Проследив за ее взглядом, Энид увидела Коломбу. Коса все так же ровненько лежала на погончике синего пальто. Она стояла спиной и не видела их, Хуан ставил перед ней на стойку миндальное печенье.
– Ты ее знаешь? – спросила Беотэги.
– Симпатичная, – заметил Кловис.
– Если любить допотопных пернатых.
– Что такое «допотопный»? – спросила Энид.
– Доисторический. Вышедший из употребления.
– В этом есть своя прелесть, – заверил Кловис. – Кто она такая?
– Драма из зоны С.
– …
– Дочка коллеги Шарли. Ее зовут, сидите крепче, Голубка.
– Коломба, – поправила честная Энид. – Она приехала к нам на неделю.
Услышав свое имя, Коломба обернулась. Она просияла при виде Энид и Беттины. Беттина нахмурилась. Коломба, чуть поколебавшись, направилась к ним.
– Я съездила в город забрать почту родителей, – объяснила она. – Заодно купила миндальное печенье.
Холодное молчание. Энид ломала голову, что бы такое дружелюбное ей сказать. Коломба весело тряхнула пакетиком, который держала в руке.
– В Виль-Эрве любят печенье?
– Без голубиных перьев! – шепнула Беттина Беотэги и Денизе, и те прыснули.
Коломба неуверенно улыбнулась.
– Садись, – по-джентльменски пригласил ее Кловис.
– Нет, спасибо, – покачала она головой. – Автобус на Колиньер вот-вот придет. Ведь этот автобус идет до Виль-Эрве?
– Беттина и Энид поедут на машине с Шарли, – сообщил ей Кловис с коварным простодушием. – Забудь про автобус, поедете все вместе.

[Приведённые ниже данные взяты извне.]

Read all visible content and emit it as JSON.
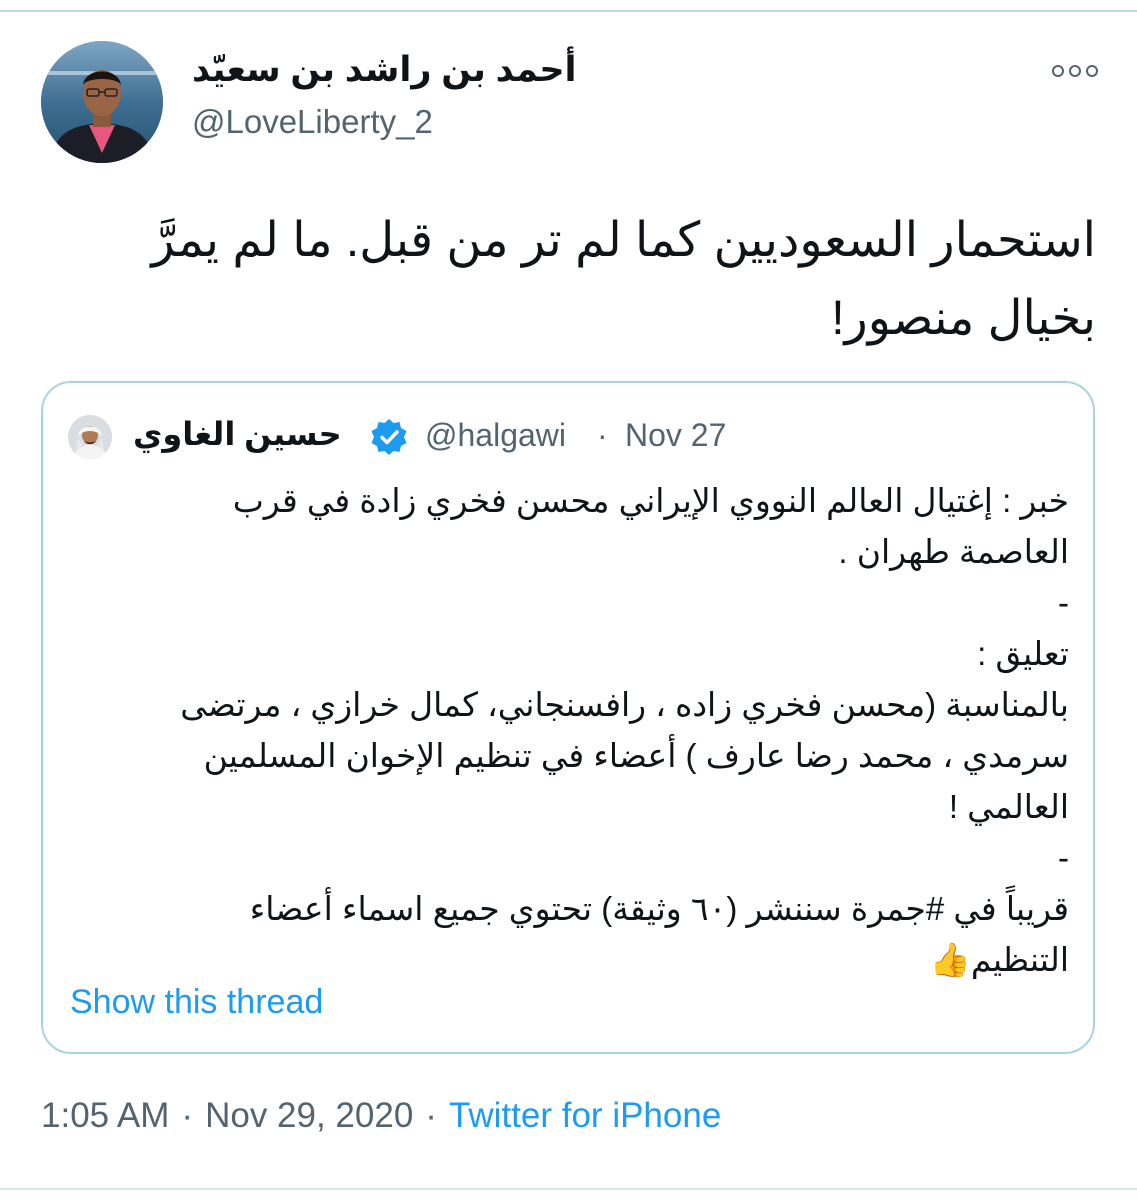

Он стоически выдержал боль в пальцах ноги, придавленных каблуком разъяренной Беттины. Ладно, Коломба – невозможное имечко, но у нее красивые глаза, так мило косящие в его сторону, ради этого можно и потерпеть.
Коломба села, держась чуточку напряженно.
– Что ты закажешь? – спросил Кловис.
– Горячий шоколад.
Женевьева заканчивала растяжку, когда месье Кол Мой принес ей новые перчатки.
– Сегодня у нас упражнения на выносливость, – сказал он своим теплым певучим голосом.
– С грушей?
– С грушей. Ты дашь настоящий бой. Скажем, минут на семь.
Женевьева бросила долгий взгляд на других боксеров, тренировавшихся в зале, потом на собственное отражение в высоком зеркале.
– Готова?
– Готова.
Она направилась к длинной колбасе из черной кожи. Месье Кол Мой улыбнулся. Он был худенький, и по его изящно-небрежным движениям никак нельзя было предугадать сокрушительную силу удара в бою.
– Не эта груша, – сказал он. – Вон та помягче, тебе будет не так больно.
Женевьева встала в стойку – локти расставлены, кулаки у лица.
– Работай кулаками и локтями два раунда, потом ступнями и коленями.
Женевьева улыбнулась про себя. Знали бы сестры, что вместо беби-ситтинга она занимается тайским боксом… Ее рука взлетела в молниеносном прямом ударе. Она это обожала.
Хуан принес Коломбе шоколад, держа поднос на согнутой руке, словно обнимая партнершу в танце. Его глаза и волосы были необыкновенно нежного рыжего цвета.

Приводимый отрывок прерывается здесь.